Tuesday, December 20, 2016

SharePoint 2013: An unrecognized HTTP response was received when attempting to crawl this item

I got this error message:
The start address http://somesite cannot be crawled.
Context: Application 'Search_Service_Application', Catalog 'Portal_Content'
Details:
An unrecognized HTTP response was received when attempting to crawl this item. Verify whether the item can be accessed using your browser.   (0x80041204)
  
The start address https://somesite cannot be crawled.
Context: Application 'Search_Service_Application', Catalog 'Portal_Content'
Details:
Item not crawled due to one of the following reasons: Preventive crawl rule; Specified content source hops/depth exceeded; URL has query string parameter; Required protocol handler not found; Preventive robots directive. (0x80040d07)
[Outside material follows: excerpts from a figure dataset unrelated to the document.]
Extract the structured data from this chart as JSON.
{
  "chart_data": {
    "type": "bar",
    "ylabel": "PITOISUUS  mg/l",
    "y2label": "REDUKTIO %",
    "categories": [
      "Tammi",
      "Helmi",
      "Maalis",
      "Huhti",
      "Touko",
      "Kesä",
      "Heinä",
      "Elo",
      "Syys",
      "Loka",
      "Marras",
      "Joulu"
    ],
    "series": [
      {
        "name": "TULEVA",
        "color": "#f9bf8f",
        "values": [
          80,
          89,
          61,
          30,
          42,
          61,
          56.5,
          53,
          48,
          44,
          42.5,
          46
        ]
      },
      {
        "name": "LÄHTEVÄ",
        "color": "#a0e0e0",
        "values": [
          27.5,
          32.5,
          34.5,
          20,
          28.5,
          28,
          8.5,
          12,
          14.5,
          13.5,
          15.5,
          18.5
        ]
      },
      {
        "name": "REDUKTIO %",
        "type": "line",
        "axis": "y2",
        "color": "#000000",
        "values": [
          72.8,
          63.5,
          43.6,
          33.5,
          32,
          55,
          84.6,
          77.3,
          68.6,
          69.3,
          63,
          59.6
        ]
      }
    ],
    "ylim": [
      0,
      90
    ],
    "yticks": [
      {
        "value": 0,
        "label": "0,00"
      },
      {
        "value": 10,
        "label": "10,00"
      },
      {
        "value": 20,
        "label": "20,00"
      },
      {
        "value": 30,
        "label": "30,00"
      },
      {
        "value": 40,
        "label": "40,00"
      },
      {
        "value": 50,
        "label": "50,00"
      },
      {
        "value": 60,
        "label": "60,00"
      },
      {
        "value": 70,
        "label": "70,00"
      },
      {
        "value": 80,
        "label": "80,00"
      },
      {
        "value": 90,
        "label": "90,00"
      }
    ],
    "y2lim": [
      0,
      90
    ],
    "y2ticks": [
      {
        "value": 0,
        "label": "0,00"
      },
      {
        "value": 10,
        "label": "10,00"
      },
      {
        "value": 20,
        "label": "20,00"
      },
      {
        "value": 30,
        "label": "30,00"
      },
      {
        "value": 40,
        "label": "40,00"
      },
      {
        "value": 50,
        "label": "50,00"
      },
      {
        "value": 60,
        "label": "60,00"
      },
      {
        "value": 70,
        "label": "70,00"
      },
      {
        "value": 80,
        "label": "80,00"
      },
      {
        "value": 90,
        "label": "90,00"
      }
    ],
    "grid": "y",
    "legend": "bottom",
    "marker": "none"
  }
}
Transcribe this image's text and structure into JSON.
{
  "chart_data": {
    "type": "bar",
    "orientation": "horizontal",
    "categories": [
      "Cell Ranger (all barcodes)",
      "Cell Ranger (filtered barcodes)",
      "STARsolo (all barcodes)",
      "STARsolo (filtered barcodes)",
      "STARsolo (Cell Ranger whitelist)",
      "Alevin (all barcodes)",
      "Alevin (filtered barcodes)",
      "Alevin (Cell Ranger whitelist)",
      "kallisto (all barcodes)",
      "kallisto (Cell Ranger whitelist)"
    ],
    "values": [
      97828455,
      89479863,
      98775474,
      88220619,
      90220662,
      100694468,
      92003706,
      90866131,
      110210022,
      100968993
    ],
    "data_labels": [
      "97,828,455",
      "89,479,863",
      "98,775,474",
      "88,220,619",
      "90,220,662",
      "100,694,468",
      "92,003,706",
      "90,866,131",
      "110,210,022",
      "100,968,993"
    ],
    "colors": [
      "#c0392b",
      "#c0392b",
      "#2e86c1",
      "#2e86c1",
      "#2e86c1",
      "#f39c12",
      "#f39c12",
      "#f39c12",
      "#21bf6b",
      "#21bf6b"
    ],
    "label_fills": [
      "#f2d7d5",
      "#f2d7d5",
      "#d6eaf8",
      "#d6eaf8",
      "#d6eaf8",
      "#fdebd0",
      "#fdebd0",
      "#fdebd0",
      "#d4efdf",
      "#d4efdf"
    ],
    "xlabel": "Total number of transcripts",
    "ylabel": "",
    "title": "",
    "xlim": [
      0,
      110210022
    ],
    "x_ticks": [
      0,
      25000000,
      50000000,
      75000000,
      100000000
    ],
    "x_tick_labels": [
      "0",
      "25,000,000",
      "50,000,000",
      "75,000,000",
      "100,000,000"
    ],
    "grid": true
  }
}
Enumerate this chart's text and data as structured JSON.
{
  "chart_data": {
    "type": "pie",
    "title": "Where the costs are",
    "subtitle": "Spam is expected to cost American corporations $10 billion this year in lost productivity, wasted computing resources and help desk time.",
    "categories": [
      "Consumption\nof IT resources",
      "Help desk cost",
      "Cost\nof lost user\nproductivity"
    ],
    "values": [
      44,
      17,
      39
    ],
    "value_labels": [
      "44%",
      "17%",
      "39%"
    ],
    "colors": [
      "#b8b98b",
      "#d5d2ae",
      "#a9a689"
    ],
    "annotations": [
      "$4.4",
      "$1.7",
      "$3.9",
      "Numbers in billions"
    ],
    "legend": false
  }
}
After recreating the search and different changes to the content sources and the typical missing permissions, the customer basically got stuck with this broken search. After taking a look at the settings and the web.config I found this:
<httpProtocol>
<customHeaders>
<add name="X-Content-Type-Options" value="nosniff" />
<add name="X-MS-InvokeApp" value="1; RequireReadOnly" />
</customHeaders>
</httpProtocol>

What does this do?
1. <add name="X-Content-Type-Options" value="nosniff" />
Every file will bring a MIME type with it, which can differ from the specified MIME type. Internet Explorer can check the files, if the files should be handled different and choose a different application or handling of the file. But this will also lead to a security issue, for example: you upload a modified JPEG with a script included, this JPEG could possibly start to run the code if handled the wrong way. Basically the script will get detected and because the MIME type detected by IE is different from the specified MIME type, IE will start to run the script.

2. <add name="X-MS-InvokeApp" value="1; RequireReadOnly" />
With InvokeApp the Internet Explorer can start an application (like Office) and hand over the URL to the application. The file only open in a read only state with "RequireReadOnly" set in this line.

It is fine to remove those lines if you are not running an external website in your SharePoint environment. As soon as you allow anonymous access, you should put those lines back in. But those lines will also create some issues with the search. Removing them fixed my issues.